Mauro Francesca R, Foa Robin, Meloni Giovanna, Gentile Massimo, Giammartini Elena, Giannarelli Diana, De Propris Maria Stefania, Rapanotti Maria Cristina, de Fabritiis Paolo, Mandelli Franco
Dipartimento di Biotecnologie Cellulari ed Ematologia, University La Sapienza, via Benevento 6, 00161 Rome, Italy.
Haematologica. 2002 Sep;87(9):926-33.
The objective of improving the quality of responses of chronic lymphocytic leukemia (CLL) patients has led to the design of protocols that combine fludarabine (FDR) with synergistic drugs. We evaluated the efficacy and toxicity of a schedule that includes fludarabine, ara-C, novantrone and dexamethasone (FAND) for the management of previously treated CLL patients under 60 years old.
Thirty-one patients underwent FAND treatment. Twenty-three patients had active disease (relapsed patients: 9; unresponsive to prior therapy: 14). Eight patients had a partial response (PR) to prior therapy and were treated with the aim of further reducing residual disease. The FAND schedule included fludarabine (25 mg/m(2) i.v. days 1-3), ara-C (1 g/m(2) i.v. day 1: 8 patients; days 1-2: 23 patients), novantrone (10 mg/m(2) i.v. day 1) and dexamethasone (20 mg i.v. days 1-3). Infection prophylaxis consisted of fluconazole, acyclovir, trimethoprim/sulfamethoxasole and granulocyte colony-stimulating factor (G-CSF) in the presence of severe neutropenia.
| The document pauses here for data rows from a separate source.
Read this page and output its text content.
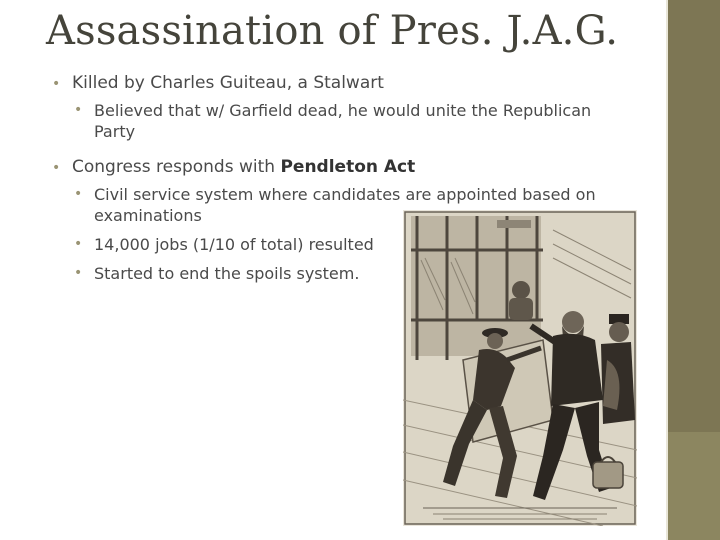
Assassination of Pres. J.A.G.
• Killed by Charles Guiteau, a Stalwart
• Believed that w/ Garfield dead, he would unite the Republican Party
• Congress responds with Pendleton Act
• Civil service system where candidates are appointed based on examinations
• 14,000 jobs (1/10 of total) resulted
• Started to end the spoils system.
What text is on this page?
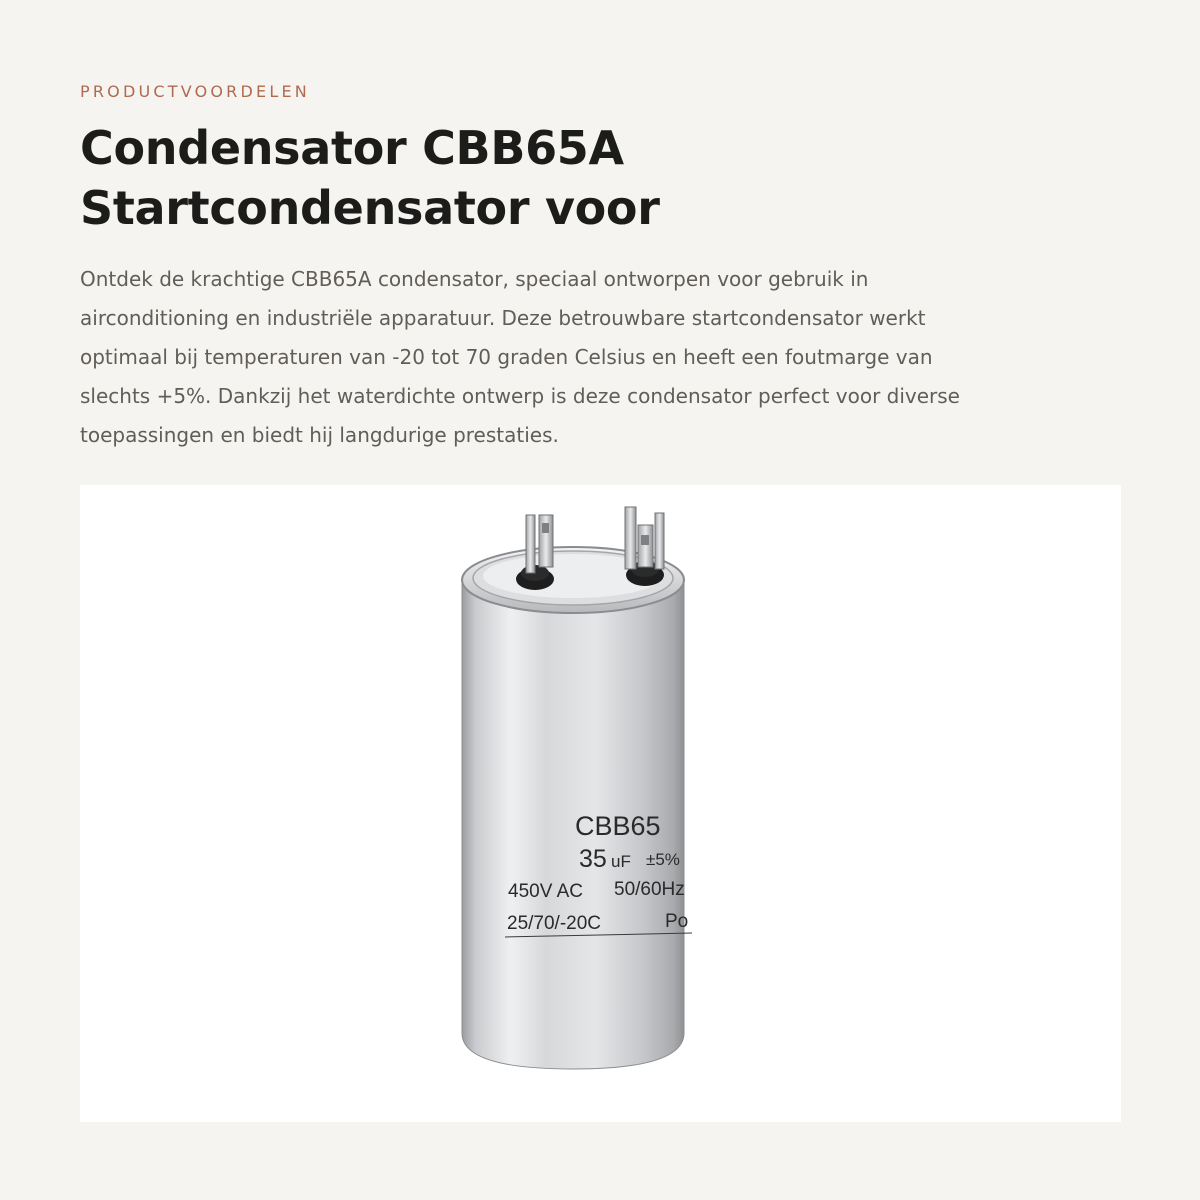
PRODUCTVOORDELEN

Condensator CBB65A
Startcondensator voor

Ontdek de krachtige CBB65A condensator, speciaal ontworpen voor gebruik in
airconditioning en industriële apparatuur. Deze betrouwbare startcondensator werkt
optimaal bij temperaturen van -20 tot 70 graden Celsius en heeft een foutmarge van
slechts +5%. Dankzij het waterdichte ontwerp is deze condensator perfect voor diverse
toepassingen en biedt hij langdurige prestaties.

CBB65
35 uF ±5%
450V AC 50/60Hz
25/70/-20C	Po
A response was observed in 7/14 refractory patients (complete response-CR: 29%), in all 9 relapsed patients (CR: 78%) and in 7/8 patients (CR: 87.5%) treated in PR. Taken together, 18 CRs were obtained and in 14 (78%) this was associated with a flow cytometric remission (CD5+/CD20(weak+) PB lymphocytes: <10%). Severe granulocytopenia occurred after 86 of the 124 administered courses (69%), but only after 10/86 courses (12%) were major infections recorded. In 10/15 mobilized patients (cyclophosphamide + G-CSF: 6 patients; FAND + G-CSF: 9 patients) after FAND > or = 2 x 10(6)/kg CD34+ cells were collected. Nine patients were autografted in CR and showed a longer response duration than the 9 patients in CR who did not receive further therapy after FAND (53 vs 30% at 41 months; p = 0.05).
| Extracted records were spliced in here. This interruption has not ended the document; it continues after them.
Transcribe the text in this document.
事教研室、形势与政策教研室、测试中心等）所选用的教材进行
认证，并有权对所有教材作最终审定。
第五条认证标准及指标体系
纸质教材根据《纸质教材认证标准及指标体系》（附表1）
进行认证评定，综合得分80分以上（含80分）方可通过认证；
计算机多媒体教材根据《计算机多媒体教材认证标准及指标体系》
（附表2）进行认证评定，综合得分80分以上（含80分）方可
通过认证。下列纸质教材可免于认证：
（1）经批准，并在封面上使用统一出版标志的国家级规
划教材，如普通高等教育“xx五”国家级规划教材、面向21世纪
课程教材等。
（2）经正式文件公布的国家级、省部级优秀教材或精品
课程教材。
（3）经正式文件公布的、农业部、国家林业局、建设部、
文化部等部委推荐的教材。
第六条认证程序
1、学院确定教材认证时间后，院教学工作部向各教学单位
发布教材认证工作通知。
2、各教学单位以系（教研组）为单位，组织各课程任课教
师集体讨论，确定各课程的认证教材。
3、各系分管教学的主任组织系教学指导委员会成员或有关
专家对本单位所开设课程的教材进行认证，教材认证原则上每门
FAND associated with extensive infection prophylaxis and G-CSF support is a highly cytoreductive and well-tolerated treatment for CLL patients and in most cases does not hamper subsequent stem cell mobilization.
提高慢性淋巴细胞白血病(CLL)患者缓解质量的目标促使了将氟达拉滨(FDR)与协同药物联合使用的方案设计。我们评估了包含氟达拉滨、阿糖胞苷、去甲氧基柔红霉素和地塞米松(FAND)的方案对60岁以下既往接受过治疗的CLL患者的疗效和毒性。
31例患者接受了FAND治疗。23例患者疾病处于活动期(复发患者:9例;对既往治疗无反应者:14例)。8例患者对既往治疗有部分缓解(PR),此次治疗旨在进一步减少残留疾病。FAND方案包括氟达拉滨(25mg/m²静脉滴注,第1 - 3天)、阿糖胞苷(1g/m²静脉滴注,第1天:8例患者;第1 - 2天:23例患者)、去甲氧基柔红霉素(10mg/m²静脉滴注,第1天)和地塞米松(20mg静脉滴注,第1 - 3天)。预防感染包括使用氟康唑、阿昔洛韦、甲氧苄啶/磺胺甲恶唑以及在严重中性粒细胞减少时使用粒细胞集落刺激因子(G - CSF)。
14例难治性患者中有7例出现缓解(完全缓解 - CR:29%),9例复发患者全部缓解(CR:78%),8例PR患者中有7例缓解(CR:87.5%)。总计获得18例CR,其中14例(78%)伴有流式细胞术缓解(CD5⁺/CD20⁽弱⁺⁾外周血淋巴细胞:<10%)。124个给药疗程中有86个(69%)出现严重粒细胞减少,但仅10/86个疗程(12%)记录到严重感染。15例动员患者中有10例(环磷酰胺 + G - CSF:6例;FAND + G - CSF:9例)在FAND治疗后收集到≥2×10⁶/kg CD34⁺细胞。9例CR患者接受自体造血干细胞移植,其缓解持续时间长于FAND治疗后未接受进一步治疗的9例CR患者(41个月时分别为53%和30%;p = 0.05)。
FAND联合广泛的感染预防措施和G - CSF支持对CLL患者是一种高度细胞减灭且耐受性良好的治疗方法,并且在大多数情况下不妨碍随后的干细胞动员。